The “tails” of enhanced surveillance
At the same time, of course, the progress of the main issues on which the institutions give importance, the completion of which was delayed due to the pandemic, should also be examined.
The main topics are:
The overdue debts of the public. The European Commission expects at this stage the final settlement of overdue and non-awarded pensions until August and the payment of pensions and retroactives. In the clawback institution, the Commission expects to start the process to collect the remaining 30% of the total clawback (from pharmaceutical and diagnostic centers) for 2021 through installments to be agreed with the debtors by the end of July. Also, at least 35% of the 2022 clawback must be collected by October.
The NED liquidation. In the effort to definitively liquidate the non-performing loans there are two plus one main outstandings:
– To effectively proceed with the liquidation of the 30,000 pending insolvency cases of the old Katseli law. 95% of cases with rescheduled hearing dates should have a hearing date by the end of October. The remaining 5% will have a hearing date no later than the end of 2022. We should also have a final court decision on 25% of the cases set by the end of October.

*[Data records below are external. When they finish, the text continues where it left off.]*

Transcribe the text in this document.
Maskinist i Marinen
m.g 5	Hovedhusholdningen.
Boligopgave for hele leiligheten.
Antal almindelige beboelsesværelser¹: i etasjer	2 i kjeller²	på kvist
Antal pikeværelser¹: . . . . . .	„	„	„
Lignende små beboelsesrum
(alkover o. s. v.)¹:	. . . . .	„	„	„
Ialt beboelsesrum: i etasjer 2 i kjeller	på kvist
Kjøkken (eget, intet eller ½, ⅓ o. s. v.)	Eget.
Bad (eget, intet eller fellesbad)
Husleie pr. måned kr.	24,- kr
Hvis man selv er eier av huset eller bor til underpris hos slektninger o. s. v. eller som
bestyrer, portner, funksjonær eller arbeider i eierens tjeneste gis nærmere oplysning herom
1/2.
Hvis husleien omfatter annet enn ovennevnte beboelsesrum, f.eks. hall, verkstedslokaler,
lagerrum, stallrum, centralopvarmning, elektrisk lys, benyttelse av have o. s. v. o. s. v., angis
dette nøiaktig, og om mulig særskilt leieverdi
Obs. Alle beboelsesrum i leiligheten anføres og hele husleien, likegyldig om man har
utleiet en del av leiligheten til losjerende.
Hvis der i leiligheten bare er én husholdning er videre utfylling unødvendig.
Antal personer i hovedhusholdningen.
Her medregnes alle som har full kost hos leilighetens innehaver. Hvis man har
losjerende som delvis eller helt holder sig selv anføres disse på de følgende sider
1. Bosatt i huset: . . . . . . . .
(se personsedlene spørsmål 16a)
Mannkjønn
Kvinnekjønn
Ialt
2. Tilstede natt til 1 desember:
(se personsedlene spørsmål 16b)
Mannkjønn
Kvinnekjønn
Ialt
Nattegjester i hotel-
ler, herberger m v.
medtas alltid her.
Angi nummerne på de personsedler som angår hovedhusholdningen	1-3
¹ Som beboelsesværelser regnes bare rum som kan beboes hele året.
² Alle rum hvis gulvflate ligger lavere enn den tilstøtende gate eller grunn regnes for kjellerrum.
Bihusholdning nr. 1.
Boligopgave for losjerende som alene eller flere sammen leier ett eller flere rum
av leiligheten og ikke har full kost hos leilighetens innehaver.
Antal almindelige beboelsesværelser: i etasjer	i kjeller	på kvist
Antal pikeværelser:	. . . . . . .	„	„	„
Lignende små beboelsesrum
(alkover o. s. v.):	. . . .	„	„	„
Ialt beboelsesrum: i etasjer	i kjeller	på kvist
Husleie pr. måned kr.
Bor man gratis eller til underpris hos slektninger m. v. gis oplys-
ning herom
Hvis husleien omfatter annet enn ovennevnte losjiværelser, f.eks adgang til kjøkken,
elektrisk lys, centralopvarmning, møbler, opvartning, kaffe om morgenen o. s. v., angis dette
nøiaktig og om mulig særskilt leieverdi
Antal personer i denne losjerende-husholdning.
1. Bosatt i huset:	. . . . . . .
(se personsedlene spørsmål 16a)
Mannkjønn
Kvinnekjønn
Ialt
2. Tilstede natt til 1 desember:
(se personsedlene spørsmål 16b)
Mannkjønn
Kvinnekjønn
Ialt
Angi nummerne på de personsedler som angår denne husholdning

– In the new bankruptcy law, until the end of September there should be a consultation with the private parties concerned about the new real estate management agency where the properties of households that declare “personal bankruptcy” will be transferred
– Also, until September 2022, the forfeitures of public guarantees for loans amounting to 470 million euros to individuals should be examined.
The rest of the reforms
In primary health care, secondary legislation for the system of electronic registration and appointments, as well as the registration of patients in the family doctor’s system, should be approved by June. The aim is to reach 25% of the total population registered in the system by the end of October and 50% by the end of 2022. Also, by the end of July self-employed family doctors will be registered in the system and should reach at a level that will allow at least 85% of the population to be covered by October.
In justice, the improved functionality of the electronic platform for issuing and managing records should be ensured and put into pilot operation by the end of June. The implementation of the measure will now be examined.
The approval of the forest maps in their final form is also a critical pending matter, so that the completion of the cadastral register, which is considered one of the key reforms that would be delayed due to the coronavirus pandemic, can proceed more quickly.
Finally, pending for the autumn there is also the codification of labor legislation which, of course, is also the responsibility of the Ministry of Labour.